Over the past 15 years, a growing number of studies have suggested a variety of causes for this sex difference, from cellular to psychosocial levels of analysis.
From a biological perspective, sexual differentiation of pain appears to occur similarly to sexual differentiation of other phenomena: it results in large part from organizational and activational effects of gonadal steroid hormones.
Because estrogens can modulate the function of the nervous, immune, skeletal, and cardiovascular systems, estrogenic modulation of pain is an exceedingly complex, multi-faceted phenomenon, with estrogens producing both pro- and antinociceptive effects that depend on the extent to which each of these systems of the body is involved in a particular type of pain.
Forging a more complete understanding of the myriad ways that estrogens can ameliorate vs. facilitate pain will enable us to better prevent and treat pain in both women and men.
Importance of sex to pain and its amelioration; relevance of spinal estrogens and its membrane receptors – free full-text article /PMC3778676/ – Oct 2012
This full-text article is more like a book and contains reams of information about the effects of estrogen on pain and the response to opioid medication.
Estrogens have a multitude of effects on opioid systems and are thought to play a key role in sexually dimorphic nociception and opioid antinociception.
Heretofore, classical genomic actions of estrogens are largely thought to be responsible for the effects of these steroids on nociception and opioid antinociception.
The recent discovery that estrogens can also activate estrogen receptors that are located in the plasma membrane, the effects of which are manifest in seconds to minutes instead of hours to days has revolutionized our thinking concerning the ways in which estrogens are likely to modulate pain responsiveness and the dynamic nature of that modulation.
This review summarizes parameters of opioid functionality and nociception that are subject to modulation by estrogens, underscoring the added dimensions of such modulation that accrues from rapid membrane estrogen receptor signaling.

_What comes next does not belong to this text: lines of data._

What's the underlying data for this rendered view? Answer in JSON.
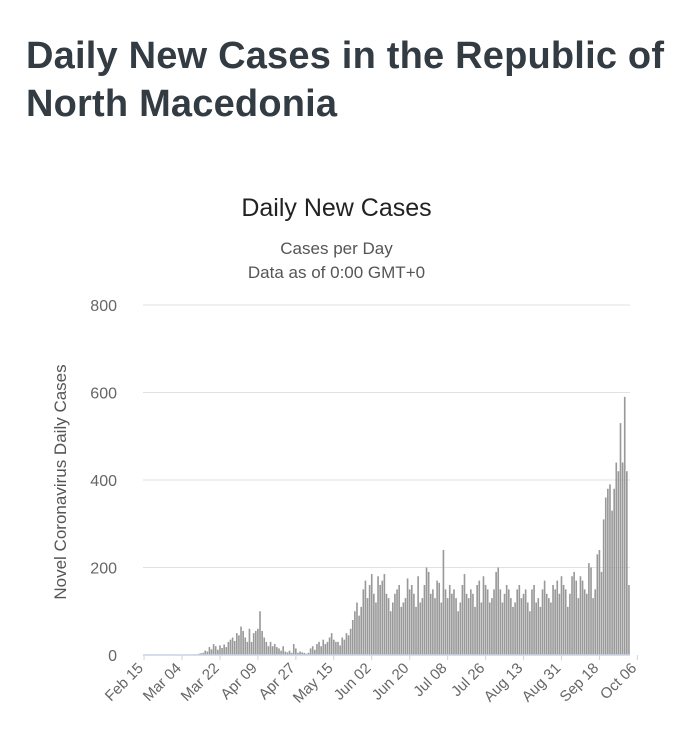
{
  "page_title": "Daily New Cases in the Republic of North Macedonia",
  "chart_data": {
    "type": "bar",
    "title": "Daily New Cases",
    "subtitle_lines": [
      "Cases per Day",
      "Data as of 0:00 GMT+0"
    ],
    "xlabel": "",
    "ylabel": "Novel Coronavirus Daily Cases",
    "ylim": [
      0,
      800
    ],
    "yticks": [
      0,
      200,
      400,
      600,
      800
    ],
    "grid": true,
    "colors": {
      "bar": "#999999",
      "grid": "#e2e2e2",
      "axis": "#c9d4e6",
      "tick_text": "#666666"
    },
    "start_date": "Feb 15",
    "xtick_labels": [
      "Feb 15",
      "Mar 04",
      "Mar 22",
      "Apr 09",
      "Apr 27",
      "May 15",
      "Jun 02",
      "Jun 20",
      "Jul 08",
      "Jul 26",
      "Aug 13",
      "Aug 31",
      "Sep 18",
      "Oct 06"
    ],
    "xtick_day_index": [
      0,
      18,
      36,
      54,
      72,
      90,
      108,
      126,
      144,
      162,
      180,
      198,
      216,
      234
    ],
    "values": [
      0,
      0,
      0,
      0,
      0,
      0,
      0,
      0,
      0,
      0,
      0,
      0,
      0,
      0,
      0,
      0,
      0,
      0,
      0,
      0,
      0,
      1,
      0,
      1,
      2,
      0,
      3,
      4,
      5,
      10,
      8,
      18,
      13,
      25,
      20,
      12,
      22,
      16,
      24,
      18,
      30,
      35,
      40,
      32,
      50,
      45,
      65,
      55,
      40,
      30,
      60,
      30,
      50,
      55,
      60,
      100,
      55,
      40,
      30,
      20,
      30,
      20,
      25,
      18,
      15,
      10,
      20,
      8,
      6,
      10,
      5,
      25,
      15,
      5,
      8,
      6,
      5,
      3,
      5,
      15,
      20,
      12,
      25,
      30,
      20,
      35,
      25,
      30,
      40,
      50,
      35,
      30,
      30,
      22,
      40,
      35,
      50,
      45,
      60,
      80,
      100,
      120,
      90,
      110,
      150,
      170,
      130,
      160,
      185,
      140,
      120,
      180,
      160,
      170,
      185,
      140,
      130,
      100,
      120,
      140,
      150,
      160,
      110,
      120,
      130,
      175,
      150,
      160,
      140,
      110,
      180,
      120,
      130,
      160,
      200,
      190,
      140,
      150,
      130,
      170,
      165,
      120,
      240,
      150,
      130,
      160,
      140,
      150,
      130,
      100,
      120,
      160,
      185,
      140,
      130,
      150,
      140,
      110,
      160,
      170,
      120,
      180,
      160,
      150,
      120,
      130,
      150,
      190,
      200,
      150,
      120,
      140,
      160,
      150,
      130,
      110,
      120,
      150,
      160,
      130,
      140,
      150,
      120,
      100,
      150,
      160,
      120,
      130,
      110,
      150,
      170,
      140,
      130,
      120,
      160,
      150,
      170,
      140,
      180,
      160,
      150,
      110,
      140,
      180,
      190,
      170,
      130,
      180,
      170,
      150,
      140,
      210,
      200,
      130,
      150,
      230,
      240,
      190,
      310,
      360,
      380,
      390,
      330,
      380,
      440,
      420,
      530,
      440,
      590,
      420,
      160
    ]
  }
}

Implications of this mode of signaling regarding putative sources of estrogens and its degradation are also discussed.
This new-found complexity and sexual dimorphism thereof could provide solid ground for understanding the sex divide in the experience of pain and its treatment, the growing examples of which outpace our comprehension.
This newly appreciated complexity could also provide a starting point for interpreting the spectrum of contradictory findings that pervade the sex/pain literature.

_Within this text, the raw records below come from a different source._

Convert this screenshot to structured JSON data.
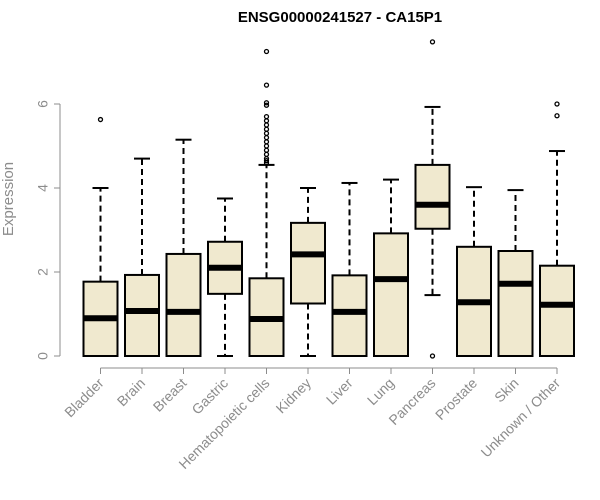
{
  "chart_data": {
    "type": "box",
    "title": "ENSG00000241527 - CA15P1",
    "xlabel": "",
    "ylabel": "Expression",
    "ylim": [
      0,
      7.5
    ],
    "yticks": [
      0,
      2,
      4,
      6
    ],
    "box_fill": "#f0e9cf",
    "categories": [
      "Bladder",
      "Brain",
      "Breast",
      "Gastric",
      "Hematopoietic cells",
      "Kidney",
      "Liver",
      "Lung",
      "Pancreas",
      "Prostate",
      "Skin",
      "Unknown / Other"
    ],
    "boxes": [
      {
        "min": 0,
        "q1": 0,
        "median": 0.9,
        "q3": 1.77,
        "max": 4.0,
        "outliers": [
          5.63
        ]
      },
      {
        "min": 0,
        "q1": 0,
        "median": 1.07,
        "q3": 1.93,
        "max": 4.7,
        "outliers": []
      },
      {
        "min": 0,
        "q1": 0,
        "median": 1.05,
        "q3": 2.43,
        "max": 5.15,
        "outliers": []
      },
      {
        "min": 0,
        "q1": 1.48,
        "median": 2.1,
        "q3": 2.72,
        "max": 3.75,
        "outliers": []
      },
      {
        "min": 0,
        "q1": 0,
        "median": 0.88,
        "q3": 1.85,
        "max": 4.55,
        "outliers": [
          4.6,
          4.65,
          4.7,
          4.8,
          4.9,
          5.0,
          5.1,
          5.2,
          5.3,
          5.4,
          5.5,
          5.6,
          5.7,
          5.97,
          6.03,
          6.45,
          7.25
        ]
      },
      {
        "min": 0,
        "q1": 1.25,
        "median": 2.42,
        "q3": 3.17,
        "max": 4.0,
        "outliers": []
      },
      {
        "min": 0,
        "q1": 0,
        "median": 1.05,
        "q3": 1.92,
        "max": 4.12,
        "outliers": []
      },
      {
        "min": 0,
        "q1": 0,
        "median": 1.83,
        "q3": 2.92,
        "max": 4.2,
        "outliers": []
      },
      {
        "min": 1.45,
        "q1": 3.03,
        "median": 3.6,
        "q3": 4.55,
        "max": 5.93,
        "outliers": [
          0,
          7.48
        ]
      },
      {
        "min": 0,
        "q1": 0,
        "median": 1.28,
        "q3": 2.6,
        "max": 4.02,
        "outliers": []
      },
      {
        "min": 0,
        "q1": 0,
        "median": 1.72,
        "q3": 2.5,
        "max": 3.95,
        "outliers": []
      },
      {
        "min": 0,
        "q1": 0,
        "median": 1.22,
        "q3": 2.15,
        "max": 4.88,
        "outliers": [
          5.72,
          6.0
        ]
      }
    ]
  }
}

The importance of estrogens in pain modulation can only be fully comprehended within the context of the male female dichotomy in nociception and opioid antinociception, a systematic investigation of which is mandated not only because of social considerations but also because of the translational opportunities is promises.
List of major points made in this article:
- Rapid membrane estrogen receptor signaling influences pain regulation.
- Membrane estrogen receptors modulate μ- and κ-opioid receptor heterodimerization.
- Membrane estrogen receptors regulate pro- vs. anti-nociceptive functions of dynorphin
- Spinal estrogen via its membrane receptor regulates dynorphin effects on nociception.
- Membrane estrogen receptor activity influences sex difference in pain process.
Sex differences in the opioid analgesia and addiction have been reported and investigated in human subjects and animal models. Yet, the molecular mechanism underlying the differences between males and females is still unclear.
Here, we reviewed the literature describing the sex differences in analgesic responses and addiction liabilities to clinically relevant opioids.
The reported interactions among opioids, estrogens, opioid receptors, and estrogen receptors are also evaluated.
We postulate that
- the sex differences partly originated from the crosstalk among the estrogen and opioid receptors when stimulated by the exogenous opioids, possibly through common secondary messengers and the downstream gene transcriptional regulators,
- there are sex differences in reporting pain and seeking pain relief, and
- health care providers make unwarranted psychogenic attributions regarding pain in female but not male.